Cotton was only summarizing the views of Publius, the collective pseudonym used by Alexander Hamilton, James Madison, and John Jay in the Papers. His reading is neither outré nor revisionist. Yet it seems significant that, out of all the ideas outlined in the Papers, these were the concepts Cotton chose to focus on and to defend forcefully against what he saw as more modish, inclusive ideas.

Ball’s bombshell: Tom concurred with Publius’s defense of the Constitution as set forth in the Federalist Papers. If only she had dug a little deeper, she might also have revealed that Tom reveres the Declaration of Independence and the Constitution of the United States. Her curiosity, however, had its limits.

Now comes the beauty part, which I had missed at the time. Ball’s deep dive inspired an equal and opposite reaction among the merry pranksters at the Washington Free Beacon. Free Beacon reporter Alana Goodman drew on the resources of the University of Arkansas special collections library to take a look at Mark Pryor’s senior thesis in “Arkansas Democrat Mark Pryor: Desegregation an ‘unwilling invasion.'” Goodman reported:

Arkansas Democratic Sen. Mark Pryor argued that the federal government’s desegregation of Arkansas’s largest public school in 1957 was an “unwilling invasion” that took “a local problem out of the local authorities’ hands” and led to deep suspicions of democracy in the state, according to a copy of his college thesis obtained by the Washington Free Beacon.

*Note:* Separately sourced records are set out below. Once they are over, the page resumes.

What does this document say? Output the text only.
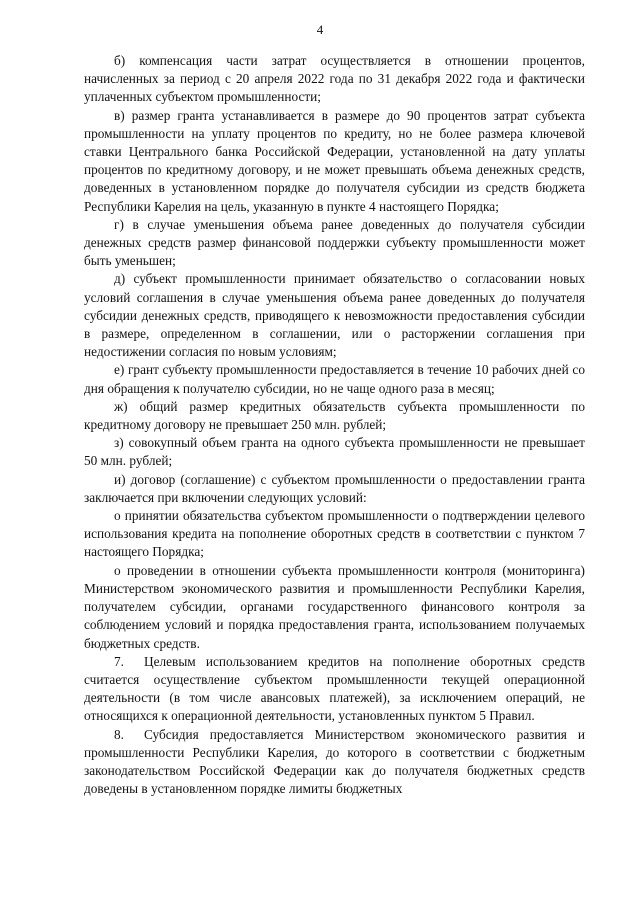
4

б) компенсация части затрат осуществляется в отношении процентов, начисленных за период с 20 апреля 2022 года по 31 декабря 2022 года и фактически уплаченных субъектом промышленности;

в) размер гранта устанавливается в размере до 90 процентов затрат субъекта промышленности на уплату процентов по кредиту, но не более размера ключевой ставки Центрального банка Российской Федерации, установленной на дату уплаты процентов по кредитному договору, и не может превышать объема денежных средств, доведенных в установленном порядке до получателя субсидии из средств бюджета Республики Карелия на цель, указанную в пункте 4 настоящего Порядка;

г) в случае уменьшения объема ранее доведенных до получателя субсидии денежных средств размер финансовой поддержки субъекту промышленности может быть уменьшен;

д) субъект промышленности принимает обязательство о согласовании новых условий соглашения в случае уменьшения объема ранее доведенных до получателя субсидии денежных средств, приводящего к невозможности предоставления субсидии в размере, определенном в соглашении, или о расторжении соглашения при недостижении согласия по новым условиям;

е) грант субъекту промышленности предоставляется в течение 10 рабочих дней со дня обращения к получателю субсидии, но не чаще одного раза в месяц;

ж) общий размер кредитных обязательств субъекта промышленности по кредитному договору не превышает 250 млн. рублей;

з) совокупный объем гранта на одного субъекта промышленности не превышает 50 млн. рублей;

и) договор (соглашение) с субъектом промышленности о предоставлении гранта заключается при включении следующих условий:

о принятии обязательства субъектом промышленности о подтверждении целевого использования кредита на пополнение оборотных средств в соответствии с пунктом 7 настоящего Порядка;

о проведении в отношении субъекта промышленности контроля (мониторинга) Министерством экономического развития и промышленности Республики Карелия, получателем субсидии, органами государственного финансового контроля за соблюдением условий и порядка предоставления гранта, использованием получаемых бюджетных средств.

7. Целевым использованием кредитов на пополнение оборотных средств считается осуществление субъектом промышленности текущей операционной деятельности (в том числе авансовых платежей), за исключением операций, не относящихся к операционной деятельности, установленных пунктом 5 Правил.

8. Субсидия предоставляется Министерством экономического развития и промышленности Республики Карелия, до которого в соответствии с бюджетным законодательством Российской Федерации как до получателя бюджетных средств доведены в установленном порядке лимиты бюджетных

Written in 1985, the 30-page paper—which also suggested that the state’s Democratic Party was hindering economic progress, and attributed policies such as welfare and the Equal Rights Amendment to “wild-eyed liberals”—could add to Pryor’s difficulties as he fights to protect his seat from Republican challenger Rep. Tom Cotton….

Goodman has more of interest, all of it worth reading. Goodman erred only in her contemplation of the possibility that her excellent reportage might affect the race. It was greeted with the usual crickets accompanying discoveries that, in an alternate universe, would be treated as major scandals if they involved Republicans. Pryor would have been hung out to dry as a perpetrator of the war on women as well as a defender of racial privilege. But no, the man is a Democrat. As it is, Goodman’s article on Pryor provides an entertaining and instructive contrast with Ball’s on Cotton.